O GLOBO ouviu na última semana uma série de empresários que foram ativos no instituto. Eles contaram que os incômodos começaram quando o grupo passou a atacar a China, maior parceiro comercial do país. Vários membros têm relações comerciais com o gigante asiático, mas o Brasil 200 endossou o tom crítico dos filhos do presidente à reação chinesa à epidemia. Também incomodou a defesa na flexibilização do acesso às armas, uma das bandeiras bolsonaristas. E há críticas de que a pauta do instituto era dominada às vezes por interesses de seus empresários mais influentes. Exemplo: nos debates da reforma tributária, a maior bandeira era a defesa do imposto único, obsessão de Flávio Rocha.
Gabriel Kanner, presidente do Brasil 200 e sobrinho de Rocha, minimiza os problemas. Ele nega ruptura com o tio e defende a pauta do instituto. Segundo ele, a defesa do armamento atende à essência conservadora do grupo e diz que é preciso debater o tema chinês:
— A China tem que ser responsabilizada pelo que aconteceu. É uma ditadura comunista e acabou agravando a pandemia mundial.
A investigação sobre o financiamento das fake news gerou novos constrangimentos.
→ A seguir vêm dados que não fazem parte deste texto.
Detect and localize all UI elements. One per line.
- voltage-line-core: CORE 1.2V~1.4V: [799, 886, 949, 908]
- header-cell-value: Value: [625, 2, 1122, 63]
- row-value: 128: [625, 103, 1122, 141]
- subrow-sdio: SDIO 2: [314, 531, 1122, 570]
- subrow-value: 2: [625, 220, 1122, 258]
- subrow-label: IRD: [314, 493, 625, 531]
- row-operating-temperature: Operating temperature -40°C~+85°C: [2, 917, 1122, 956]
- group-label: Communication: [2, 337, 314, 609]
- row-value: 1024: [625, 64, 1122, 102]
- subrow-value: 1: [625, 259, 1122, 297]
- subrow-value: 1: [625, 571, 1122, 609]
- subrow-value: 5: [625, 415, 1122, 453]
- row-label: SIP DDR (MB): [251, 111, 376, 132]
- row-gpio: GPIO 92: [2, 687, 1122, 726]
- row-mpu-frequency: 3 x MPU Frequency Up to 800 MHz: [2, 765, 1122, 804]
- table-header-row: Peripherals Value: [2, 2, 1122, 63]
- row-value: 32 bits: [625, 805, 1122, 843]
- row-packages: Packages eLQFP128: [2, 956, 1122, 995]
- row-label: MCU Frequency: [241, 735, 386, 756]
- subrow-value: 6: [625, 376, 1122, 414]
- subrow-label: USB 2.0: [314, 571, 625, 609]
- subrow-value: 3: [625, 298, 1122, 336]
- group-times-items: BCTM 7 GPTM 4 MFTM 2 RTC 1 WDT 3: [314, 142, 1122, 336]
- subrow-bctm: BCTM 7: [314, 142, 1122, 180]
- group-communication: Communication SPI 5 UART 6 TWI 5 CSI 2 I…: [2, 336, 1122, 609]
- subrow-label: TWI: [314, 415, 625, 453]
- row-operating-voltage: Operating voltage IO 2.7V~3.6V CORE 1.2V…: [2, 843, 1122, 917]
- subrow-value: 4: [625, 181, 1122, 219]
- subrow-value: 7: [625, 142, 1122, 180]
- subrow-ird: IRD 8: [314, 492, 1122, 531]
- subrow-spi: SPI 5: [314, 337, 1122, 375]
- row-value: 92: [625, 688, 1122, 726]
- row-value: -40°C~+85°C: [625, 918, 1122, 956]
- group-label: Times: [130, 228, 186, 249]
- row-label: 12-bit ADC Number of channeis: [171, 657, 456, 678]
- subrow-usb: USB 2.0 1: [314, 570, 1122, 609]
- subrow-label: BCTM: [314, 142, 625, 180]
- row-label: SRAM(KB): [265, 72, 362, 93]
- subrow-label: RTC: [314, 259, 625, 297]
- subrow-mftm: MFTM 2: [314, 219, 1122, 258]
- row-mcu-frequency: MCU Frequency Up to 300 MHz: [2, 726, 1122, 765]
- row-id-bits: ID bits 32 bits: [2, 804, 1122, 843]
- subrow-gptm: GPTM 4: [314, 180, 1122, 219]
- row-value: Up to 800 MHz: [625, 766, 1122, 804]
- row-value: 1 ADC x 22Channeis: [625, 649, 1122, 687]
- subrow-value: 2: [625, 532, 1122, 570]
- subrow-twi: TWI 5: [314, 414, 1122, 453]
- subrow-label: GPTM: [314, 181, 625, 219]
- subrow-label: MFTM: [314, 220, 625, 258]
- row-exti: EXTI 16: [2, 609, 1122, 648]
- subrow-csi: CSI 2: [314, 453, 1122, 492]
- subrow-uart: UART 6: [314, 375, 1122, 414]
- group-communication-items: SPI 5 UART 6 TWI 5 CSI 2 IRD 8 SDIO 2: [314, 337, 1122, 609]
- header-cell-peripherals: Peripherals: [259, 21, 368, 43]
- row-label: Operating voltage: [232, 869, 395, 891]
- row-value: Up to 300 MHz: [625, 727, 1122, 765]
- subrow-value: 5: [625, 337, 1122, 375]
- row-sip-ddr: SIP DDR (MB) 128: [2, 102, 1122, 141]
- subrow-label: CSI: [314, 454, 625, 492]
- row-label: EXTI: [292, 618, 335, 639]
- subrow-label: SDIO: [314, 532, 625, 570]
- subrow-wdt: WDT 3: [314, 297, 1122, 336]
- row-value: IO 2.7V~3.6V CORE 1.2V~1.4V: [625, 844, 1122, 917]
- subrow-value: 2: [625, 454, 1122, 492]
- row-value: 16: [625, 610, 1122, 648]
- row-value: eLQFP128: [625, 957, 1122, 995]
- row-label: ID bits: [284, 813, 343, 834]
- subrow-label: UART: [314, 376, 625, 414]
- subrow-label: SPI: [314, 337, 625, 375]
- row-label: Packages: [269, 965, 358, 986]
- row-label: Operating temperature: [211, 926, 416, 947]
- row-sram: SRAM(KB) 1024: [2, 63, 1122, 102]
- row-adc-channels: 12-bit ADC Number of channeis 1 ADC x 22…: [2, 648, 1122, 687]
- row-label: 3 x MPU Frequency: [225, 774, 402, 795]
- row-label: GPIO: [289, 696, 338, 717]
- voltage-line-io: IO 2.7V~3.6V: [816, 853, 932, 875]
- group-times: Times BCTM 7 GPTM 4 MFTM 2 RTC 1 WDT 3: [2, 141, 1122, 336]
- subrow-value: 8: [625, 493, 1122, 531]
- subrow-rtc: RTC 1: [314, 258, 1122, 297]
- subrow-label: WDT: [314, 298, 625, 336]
O episódio que liga o inquérito em tramitação no STF ao grupo é uma mensagem na qual o empresário Edgard Corona, da Smart Fit, diz aos outros membros que precisava de dinheiro para investir em marketing e impulsionar vídeos de ataques a Rodrigo Maia. A mensagem foi disparada em fevereiro, quando o debate da reforma tributária avançava em Brasília e integrantes do grupo divergiam da forma como o presidente da Câmara o conduzia. Outro membro do Brasil 200, o empresário Luciano Hang, dono da Havan, também é investigado por suspeita de patrocinar fake news.
— A mensagem dele (Corona) não diz nada e não me recordo se tivemos comentários depois. Acredito que não teve ação consequente — afirmou Kanner, que diz não ter conversado com Corona ou Hang após a atuação da Polícia Federal e espera os próximos passos para decidir o futuro dos dois.
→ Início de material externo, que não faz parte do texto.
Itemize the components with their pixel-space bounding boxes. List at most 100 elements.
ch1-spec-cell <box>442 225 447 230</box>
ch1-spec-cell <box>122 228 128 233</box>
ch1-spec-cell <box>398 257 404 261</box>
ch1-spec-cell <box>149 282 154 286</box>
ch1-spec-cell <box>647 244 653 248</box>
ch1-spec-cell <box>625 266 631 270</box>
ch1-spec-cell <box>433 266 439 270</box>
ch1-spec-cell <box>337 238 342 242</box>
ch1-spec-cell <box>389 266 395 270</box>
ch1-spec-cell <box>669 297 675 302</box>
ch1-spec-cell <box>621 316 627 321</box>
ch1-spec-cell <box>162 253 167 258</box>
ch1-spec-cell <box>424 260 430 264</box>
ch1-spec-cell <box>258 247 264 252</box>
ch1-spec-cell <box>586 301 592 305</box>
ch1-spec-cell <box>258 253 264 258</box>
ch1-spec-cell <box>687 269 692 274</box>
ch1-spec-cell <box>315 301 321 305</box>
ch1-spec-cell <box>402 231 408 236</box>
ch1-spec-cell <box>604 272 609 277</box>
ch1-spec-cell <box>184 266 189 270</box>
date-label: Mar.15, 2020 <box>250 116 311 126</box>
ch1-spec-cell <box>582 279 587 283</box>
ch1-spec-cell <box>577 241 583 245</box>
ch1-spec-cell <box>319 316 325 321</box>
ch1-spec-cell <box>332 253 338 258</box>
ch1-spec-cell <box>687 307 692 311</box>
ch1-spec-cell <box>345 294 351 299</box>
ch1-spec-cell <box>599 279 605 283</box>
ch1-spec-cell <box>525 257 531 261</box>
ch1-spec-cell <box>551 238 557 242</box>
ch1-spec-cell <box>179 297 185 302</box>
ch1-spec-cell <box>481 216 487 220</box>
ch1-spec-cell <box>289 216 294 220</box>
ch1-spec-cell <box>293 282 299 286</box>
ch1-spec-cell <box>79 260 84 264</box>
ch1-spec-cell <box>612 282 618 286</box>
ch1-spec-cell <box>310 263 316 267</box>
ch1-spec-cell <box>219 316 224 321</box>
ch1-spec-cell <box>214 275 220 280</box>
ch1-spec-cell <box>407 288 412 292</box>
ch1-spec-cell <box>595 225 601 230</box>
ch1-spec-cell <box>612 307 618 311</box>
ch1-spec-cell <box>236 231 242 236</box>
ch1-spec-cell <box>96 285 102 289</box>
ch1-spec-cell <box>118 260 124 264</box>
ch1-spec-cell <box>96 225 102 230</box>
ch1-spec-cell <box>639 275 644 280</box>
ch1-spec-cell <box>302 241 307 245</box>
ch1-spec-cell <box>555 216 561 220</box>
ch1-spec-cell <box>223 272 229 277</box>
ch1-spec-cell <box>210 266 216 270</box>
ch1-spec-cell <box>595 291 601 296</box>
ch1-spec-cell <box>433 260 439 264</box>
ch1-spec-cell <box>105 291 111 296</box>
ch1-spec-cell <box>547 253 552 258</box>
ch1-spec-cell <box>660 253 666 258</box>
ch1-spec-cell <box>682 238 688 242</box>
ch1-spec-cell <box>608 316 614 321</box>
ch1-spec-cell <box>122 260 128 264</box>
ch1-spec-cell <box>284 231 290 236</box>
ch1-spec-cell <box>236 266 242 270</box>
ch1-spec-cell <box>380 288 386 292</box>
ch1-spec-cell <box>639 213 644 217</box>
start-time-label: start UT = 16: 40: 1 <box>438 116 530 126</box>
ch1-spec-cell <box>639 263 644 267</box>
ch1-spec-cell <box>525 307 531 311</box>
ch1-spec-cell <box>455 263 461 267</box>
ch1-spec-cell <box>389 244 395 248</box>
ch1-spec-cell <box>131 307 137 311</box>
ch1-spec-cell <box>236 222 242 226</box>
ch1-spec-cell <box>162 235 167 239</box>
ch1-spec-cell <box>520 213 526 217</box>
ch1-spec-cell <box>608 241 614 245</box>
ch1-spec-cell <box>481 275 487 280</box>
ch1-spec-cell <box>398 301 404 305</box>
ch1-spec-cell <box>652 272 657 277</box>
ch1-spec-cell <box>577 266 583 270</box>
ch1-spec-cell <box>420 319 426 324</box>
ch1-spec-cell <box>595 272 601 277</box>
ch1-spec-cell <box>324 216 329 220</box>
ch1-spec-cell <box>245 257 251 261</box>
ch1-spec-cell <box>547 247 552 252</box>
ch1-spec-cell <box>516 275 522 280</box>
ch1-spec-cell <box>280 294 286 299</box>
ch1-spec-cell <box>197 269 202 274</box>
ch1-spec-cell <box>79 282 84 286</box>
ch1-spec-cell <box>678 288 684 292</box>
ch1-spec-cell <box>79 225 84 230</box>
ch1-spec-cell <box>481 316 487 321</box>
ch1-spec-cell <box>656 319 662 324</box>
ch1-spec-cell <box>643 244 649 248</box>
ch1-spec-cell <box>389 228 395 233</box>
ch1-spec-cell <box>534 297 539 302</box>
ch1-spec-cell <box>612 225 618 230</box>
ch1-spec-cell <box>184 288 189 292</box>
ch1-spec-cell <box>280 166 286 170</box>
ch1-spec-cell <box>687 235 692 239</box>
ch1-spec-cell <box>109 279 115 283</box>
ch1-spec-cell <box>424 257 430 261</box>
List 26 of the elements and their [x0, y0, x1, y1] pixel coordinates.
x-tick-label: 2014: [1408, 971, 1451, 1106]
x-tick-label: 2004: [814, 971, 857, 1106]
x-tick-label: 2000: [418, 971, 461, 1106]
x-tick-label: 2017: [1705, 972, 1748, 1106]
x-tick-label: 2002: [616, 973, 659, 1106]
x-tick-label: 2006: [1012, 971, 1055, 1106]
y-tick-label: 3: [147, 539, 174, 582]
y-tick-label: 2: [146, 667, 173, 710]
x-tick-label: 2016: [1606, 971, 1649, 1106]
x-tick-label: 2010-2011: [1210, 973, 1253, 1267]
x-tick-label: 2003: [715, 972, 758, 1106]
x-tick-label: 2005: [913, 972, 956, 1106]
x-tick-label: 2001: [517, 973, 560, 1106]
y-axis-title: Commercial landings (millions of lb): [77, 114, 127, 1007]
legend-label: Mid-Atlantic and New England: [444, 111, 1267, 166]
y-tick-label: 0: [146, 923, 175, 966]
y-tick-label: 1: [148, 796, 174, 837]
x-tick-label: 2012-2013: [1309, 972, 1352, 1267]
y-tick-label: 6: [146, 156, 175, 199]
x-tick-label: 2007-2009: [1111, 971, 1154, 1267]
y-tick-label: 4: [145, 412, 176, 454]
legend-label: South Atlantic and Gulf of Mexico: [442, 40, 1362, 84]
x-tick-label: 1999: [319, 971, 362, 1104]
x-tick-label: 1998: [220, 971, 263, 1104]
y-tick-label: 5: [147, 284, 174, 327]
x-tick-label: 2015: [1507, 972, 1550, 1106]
Ex-integrantes do grupo ouvidos pelo GLOBO sob anonimato afirmam que nunca se debateu abertamente eventual apoio às fake news. Mas admitem que a radicalização do discurso político do grupo pode ter criado um ambiente “confortável” para investidas como a de Corona. Nos próximos dias, o Brasil 200 deverá promover um evento para comunicar a entrada da entidade no conselho do Pátria Voluntária, programa social da primeira-dama Michelle Bolsonaro.
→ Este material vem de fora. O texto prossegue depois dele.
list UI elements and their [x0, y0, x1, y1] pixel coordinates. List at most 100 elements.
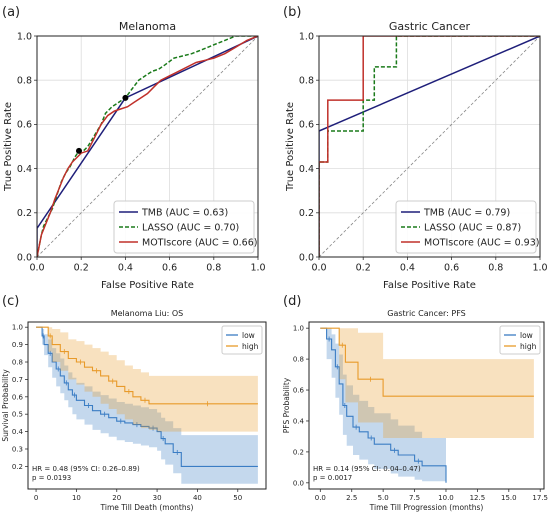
x-tick-label: 0.0 — [29, 263, 44, 274]
y-tick-label: 0.0 — [17, 252, 32, 263]
y-tick-label: 0.4 — [12, 428, 24, 436]
chance-diagonal — [37, 36, 258, 257]
x-tick-label: 17.5 — [532, 494, 548, 502]
y-tick-label: 1.0 — [17, 31, 32, 42]
plot-area — [320, 327, 534, 483]
y-tick-label: 0.5 — [12, 411, 23, 419]
y-tick-label: 0.6 — [17, 120, 32, 131]
legend-box — [221, 325, 263, 355]
y-tick-label: 0.0 — [299, 252, 314, 263]
x-tick-label: 10 — [72, 494, 81, 502]
legend-box — [395, 200, 537, 254]
x-tick-label: 15.0 — [501, 494, 517, 502]
y-axis-label: True Positive Rate — [3, 102, 14, 192]
series-line — [319, 36, 540, 257]
axes-frame — [36, 35, 259, 258]
legend: TMB (AUC = 0.79) LASSO (AUC = 0.87) MOTIsc… — [395, 200, 539, 254]
survival-line — [320, 327, 447, 483]
stats-annotation: HR = 0.48 (95% CI: 0.26–0.89) — [32, 465, 140, 473]
survival-line — [36, 326, 258, 405]
stats-annotation: HR = 0.14 (95% CI: 0.04–0.47) — [313, 465, 421, 473]
x-tick-label: 50 — [233, 494, 242, 502]
legend-label: TMB (AUC = 0.63) — [141, 208, 228, 219]
chart-panel-1: Gastric Cancer 0.0 0.2 0.4 0.6 0.8 1.0 0.0 0.2 0.… — [285, 20, 548, 291]
x-tick-label: 7.5 — [409, 494, 420, 502]
chart-panel-2: Melanoma Liu: OS 0 10 20 30 40 50 0.2 0.3 0.4 0.5 0… — [1, 309, 267, 512]
stats-annotation: p = 0.0193 — [32, 474, 71, 482]
legend-label: high — [242, 342, 259, 351]
x-axis-label: False Positive Rate — [383, 280, 476, 291]
chance-diagonal — [319, 36, 540, 257]
x-tick-label: 2.5 — [346, 494, 357, 502]
x-tick-label: 40 — [193, 494, 202, 502]
y-tick-label: 0.2 — [299, 208, 314, 219]
survival-line — [36, 326, 258, 467]
x-tick-label: 0 — [34, 494, 38, 502]
axes-frame — [27, 321, 267, 490]
legend: low high — [221, 325, 263, 355]
x-tick-label: 0.4 — [400, 263, 415, 274]
legend-box — [499, 325, 541, 355]
y-tick-label: 1.0 — [293, 325, 304, 333]
y-tick-label: 0.7 — [12, 376, 23, 384]
panel-letter-b: (b) — [283, 5, 301, 20]
y-tick-label: 0.3 — [12, 445, 23, 453]
stats-annotation: p = 0.0017 — [313, 474, 352, 482]
y-tick-label: 0.8 — [299, 76, 314, 87]
y-tick-label: 0.2 — [12, 463, 23, 471]
confidence-band — [36, 327, 258, 484]
legend: TMB (AUC = 0.63) LASSO (AUC = 0.70) MOTIsc… — [113, 200, 257, 254]
x-tick-label: 0.2 — [74, 263, 89, 274]
x-tick-label: 0.0 — [311, 263, 326, 274]
x-axis-label: Time Till Death (months) — [100, 503, 194, 512]
plot-area — [37, 36, 258, 257]
x-tick-label: 0.0 — [315, 494, 326, 502]
series-line — [319, 36, 540, 257]
x-tick-label: 1.0 — [250, 263, 265, 274]
x-tick-label: 0.6 — [162, 263, 177, 274]
cutoff-point — [75, 147, 82, 154]
survival-line — [320, 327, 534, 397]
chart-panel-0: Melanoma 0.0 0.2 0.4 0.6 0.8 1.0 0.0 0.2 0.4 0.6 0.… — [3, 20, 266, 291]
cutoff-point — [122, 94, 129, 101]
y-tick-label: 0.8 — [293, 356, 304, 364]
y-tick-label: 1.0 — [299, 31, 314, 42]
y-tick-label: 0.2 — [17, 208, 32, 219]
plot-area — [36, 326, 258, 484]
chart-title: Gastric Cancer: PFS — [387, 309, 466, 318]
legend-label: TMB (AUC = 0.79) — [423, 208, 510, 219]
x-tick-label: 0.6 — [444, 263, 459, 274]
y-tick-label: 0.8 — [12, 358, 23, 366]
legend-label: high — [520, 342, 537, 351]
confidence-band — [320, 328, 446, 483]
legend-label: MOTIscore (AUC = 0.66) — [142, 238, 257, 249]
y-tick-label: 0.2 — [293, 448, 304, 456]
y-tick-label: 0.4 — [17, 164, 32, 175]
legend-label: MOTIscore (AUC = 0.93) — [424, 238, 539, 249]
x-tick-label: 12.5 — [470, 494, 486, 502]
axes-frame — [308, 321, 545, 490]
confidence-band — [320, 328, 534, 438]
x-tick-label: 10.0 — [438, 494, 454, 502]
x-tick-label: 1.0 — [532, 263, 547, 274]
x-tick-label: 30 — [153, 494, 162, 502]
y-tick-label: 1.0 — [12, 324, 23, 332]
x-tick-label: 0.2 — [356, 263, 371, 274]
x-tick-label: 0.4 — [118, 263, 133, 274]
legend-label: low — [520, 331, 533, 340]
chart-panel-3: Gastric Cancer: PFS 0.0 2.5 5.0 7.5 10.0 12.5 1… — [282, 309, 548, 512]
chart-title: Gastric Cancer — [389, 20, 471, 33]
y-axis-label: Survival Probability — [1, 369, 10, 442]
plot-area — [319, 36, 540, 257]
panel-letter-a: (a) — [2, 5, 20, 20]
series-line — [37, 36, 258, 257]
x-tick-label: 20 — [112, 494, 121, 502]
y-tick-label: 0.6 — [299, 120, 314, 131]
y-tick-label: 0.4 — [299, 164, 314, 175]
x-tick-label: 0.8 — [206, 263, 221, 274]
x-axis-label: Time Till Progression (months) — [369, 503, 484, 512]
y-tick-label: 0.6 — [12, 393, 24, 401]
y-tick-label: 0.8 — [17, 76, 32, 87]
series-line — [37, 36, 258, 257]
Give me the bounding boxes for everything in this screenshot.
O grupo de empresários liberais não é o único com divergências políticas. Dez dias após serem lançados, os movimentos que propõem uma frente ampla pela democracia — o “Estamos Juntos —, formado por artistas, políticos, empresários e intelectuais, e o “Basta!”, encampado por advogados — estão com dificuldade para unir representantes políticos em torno do projeto. No início deste mês, o ex-presidente Luiz Inácio Lula da Silva afirmou que não se juntaria ao “Estamos Juntos”, apesar de Fernando Haddad, ex-candidato do PT à Presidência, ser um dos signatários. Lula justificou que não marchará ao lado de quem apoiou o impeachment de Dilma Rousseff. No campo conservador, o Movimento Brasil Livre (MBL) e a deputada Janaína Pascoal já se pronunciaram afirmando que as iniciativas são precipitadas.